Pour conserver la primauté sur le SORO, Ch. E. Metzler décide de se faire enregistrer auprès des autorités chinoises en janvier 1935 ; pour ce faire, il réunit, comme le SORO, plusieurs organisations russes dont l’association prend le nom de Comité Général des Associations des Emigrés Russes ; Metzler parvient aussi à désigner comme président honoraire du nouveau comité l’évêque russe Ioann, afin que le comité gagne en prestige. Face à l’existence de deux organisations russes aux attributions et fonctions identiques, le gouvernement de Nanjing préfère ne pas trancher et reconnaît comme une autre organisation officielle le Comité dirigé par Metzler.

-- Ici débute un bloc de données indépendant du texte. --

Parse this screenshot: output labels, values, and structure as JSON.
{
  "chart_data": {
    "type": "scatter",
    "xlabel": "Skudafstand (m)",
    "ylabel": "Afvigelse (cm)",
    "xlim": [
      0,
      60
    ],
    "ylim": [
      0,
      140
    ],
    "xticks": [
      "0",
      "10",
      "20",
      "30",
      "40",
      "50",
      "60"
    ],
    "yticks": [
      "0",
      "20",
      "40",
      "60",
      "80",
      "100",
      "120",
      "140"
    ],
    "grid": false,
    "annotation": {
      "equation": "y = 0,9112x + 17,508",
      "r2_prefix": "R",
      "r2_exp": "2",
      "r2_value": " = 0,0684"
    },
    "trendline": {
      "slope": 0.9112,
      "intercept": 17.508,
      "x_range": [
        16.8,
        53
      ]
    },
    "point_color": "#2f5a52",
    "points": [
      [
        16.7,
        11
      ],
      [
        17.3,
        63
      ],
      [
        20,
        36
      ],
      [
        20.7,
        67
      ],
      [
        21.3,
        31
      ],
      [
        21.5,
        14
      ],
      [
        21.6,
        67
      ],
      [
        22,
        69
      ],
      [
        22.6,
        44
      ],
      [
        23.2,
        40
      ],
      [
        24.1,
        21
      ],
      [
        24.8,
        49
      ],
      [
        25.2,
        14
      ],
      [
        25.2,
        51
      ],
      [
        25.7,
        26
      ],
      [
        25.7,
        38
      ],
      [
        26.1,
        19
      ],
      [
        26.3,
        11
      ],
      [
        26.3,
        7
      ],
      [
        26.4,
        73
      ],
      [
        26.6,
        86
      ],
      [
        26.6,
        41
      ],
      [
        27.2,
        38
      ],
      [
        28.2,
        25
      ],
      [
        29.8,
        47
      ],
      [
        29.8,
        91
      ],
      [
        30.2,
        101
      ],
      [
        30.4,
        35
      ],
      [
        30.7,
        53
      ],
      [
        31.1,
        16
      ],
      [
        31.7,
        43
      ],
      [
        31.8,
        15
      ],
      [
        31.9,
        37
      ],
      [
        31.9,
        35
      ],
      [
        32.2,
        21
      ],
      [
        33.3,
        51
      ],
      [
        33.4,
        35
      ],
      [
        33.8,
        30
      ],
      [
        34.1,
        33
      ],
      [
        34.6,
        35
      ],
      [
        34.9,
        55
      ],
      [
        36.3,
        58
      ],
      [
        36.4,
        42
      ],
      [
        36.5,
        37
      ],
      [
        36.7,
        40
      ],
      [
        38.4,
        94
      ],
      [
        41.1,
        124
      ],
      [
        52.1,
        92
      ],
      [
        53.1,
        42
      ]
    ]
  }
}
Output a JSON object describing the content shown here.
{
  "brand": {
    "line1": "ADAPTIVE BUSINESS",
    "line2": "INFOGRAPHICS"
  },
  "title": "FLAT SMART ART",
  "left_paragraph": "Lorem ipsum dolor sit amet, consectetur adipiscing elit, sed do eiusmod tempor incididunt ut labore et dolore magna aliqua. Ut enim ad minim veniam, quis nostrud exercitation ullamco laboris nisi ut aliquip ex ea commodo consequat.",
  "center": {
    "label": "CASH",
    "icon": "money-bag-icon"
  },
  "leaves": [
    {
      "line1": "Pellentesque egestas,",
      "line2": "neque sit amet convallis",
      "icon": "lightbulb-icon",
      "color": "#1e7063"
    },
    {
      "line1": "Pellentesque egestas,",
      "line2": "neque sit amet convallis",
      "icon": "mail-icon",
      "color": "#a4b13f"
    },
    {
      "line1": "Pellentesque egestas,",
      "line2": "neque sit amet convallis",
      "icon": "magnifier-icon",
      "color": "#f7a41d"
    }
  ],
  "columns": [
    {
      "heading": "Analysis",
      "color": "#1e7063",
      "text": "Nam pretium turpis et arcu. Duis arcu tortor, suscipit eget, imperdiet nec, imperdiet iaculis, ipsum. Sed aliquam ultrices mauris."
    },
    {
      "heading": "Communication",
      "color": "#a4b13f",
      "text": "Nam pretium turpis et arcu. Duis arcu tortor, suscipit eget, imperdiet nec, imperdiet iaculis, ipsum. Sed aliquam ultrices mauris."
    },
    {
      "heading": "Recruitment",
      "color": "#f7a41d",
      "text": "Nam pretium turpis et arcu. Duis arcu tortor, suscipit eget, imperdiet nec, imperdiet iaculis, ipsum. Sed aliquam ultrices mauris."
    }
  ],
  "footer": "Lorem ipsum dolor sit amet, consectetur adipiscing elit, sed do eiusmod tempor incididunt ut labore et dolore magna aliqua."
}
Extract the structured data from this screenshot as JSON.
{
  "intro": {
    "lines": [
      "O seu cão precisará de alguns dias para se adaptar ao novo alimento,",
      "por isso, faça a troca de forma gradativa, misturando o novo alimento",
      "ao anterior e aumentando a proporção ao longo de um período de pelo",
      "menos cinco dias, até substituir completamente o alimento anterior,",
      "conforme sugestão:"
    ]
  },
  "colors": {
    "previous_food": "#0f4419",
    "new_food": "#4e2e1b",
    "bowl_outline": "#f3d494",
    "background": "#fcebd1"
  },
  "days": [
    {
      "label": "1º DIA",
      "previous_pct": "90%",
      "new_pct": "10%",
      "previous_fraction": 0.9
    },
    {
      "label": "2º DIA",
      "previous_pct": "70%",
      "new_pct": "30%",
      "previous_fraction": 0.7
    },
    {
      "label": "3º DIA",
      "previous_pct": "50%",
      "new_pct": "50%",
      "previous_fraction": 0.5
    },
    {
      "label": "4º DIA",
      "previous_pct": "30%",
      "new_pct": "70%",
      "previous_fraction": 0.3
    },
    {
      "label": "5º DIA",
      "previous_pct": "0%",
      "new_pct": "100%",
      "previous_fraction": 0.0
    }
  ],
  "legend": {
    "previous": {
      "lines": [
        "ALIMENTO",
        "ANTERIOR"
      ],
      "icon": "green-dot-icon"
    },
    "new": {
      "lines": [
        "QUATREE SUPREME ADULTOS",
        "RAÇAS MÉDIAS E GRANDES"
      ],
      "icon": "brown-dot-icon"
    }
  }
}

A partir de novembre 1937, la guerre sino-japonaise s’intensifie et l’occupation de la municipalité chinoise par les Japonais marque un tournant dans l’histoire de la ville, les trois municipalités devant désormais composer avec les pressions et menaces de ce nouvel occupant. En 1937 est fondée à Pudong la municipalité chinoise de collaboration placée sous la direction du maire Fu Xiao-an. En raison du nombre élevé de Russes à Shanghai, les Japonais souhaitent établir leur contrôle sur cette communauté et exercent des pressions sur les représentants des réfugiés russes. 698 Metzler, qui représente la majorité des réfugiés russes de Shanghai, devient donc une cible pour les Japonais qui tentent de le manipuler et de le contrôler. En août 1938, les Japonais créent le Conseil des Affaires des Emigrés Russes sous la direction du capitaine K. Kuroki, un militaire japonais 699 et, en juin 1939, imposent au gouvernement chinois d’obliger par décret toutes les organisations russes à s’enregistrer auprès du Comité des émigrés russes dirigé par Metzler. Cette situation inquiète la communauté russe qui n’est pas dupe des manœuvres japonaises et craint qu’après cet enregistrement les associations soient forcées d’agir selon leurs directives affaiblissant leur position à l’égard des autorités étrangères des concessions. 700 En effet, les autorités françaises mettent en garde les Russes, les prévenant que toute activité politique se traduirait par des expulsions ; le 24 juin 1939, Metzler informe le journal russe ‘Zaria’ que soixante dix organisations russes se sont enregistrées auprès du comité, ce qui représente environ vingt cinq mille réfugiés.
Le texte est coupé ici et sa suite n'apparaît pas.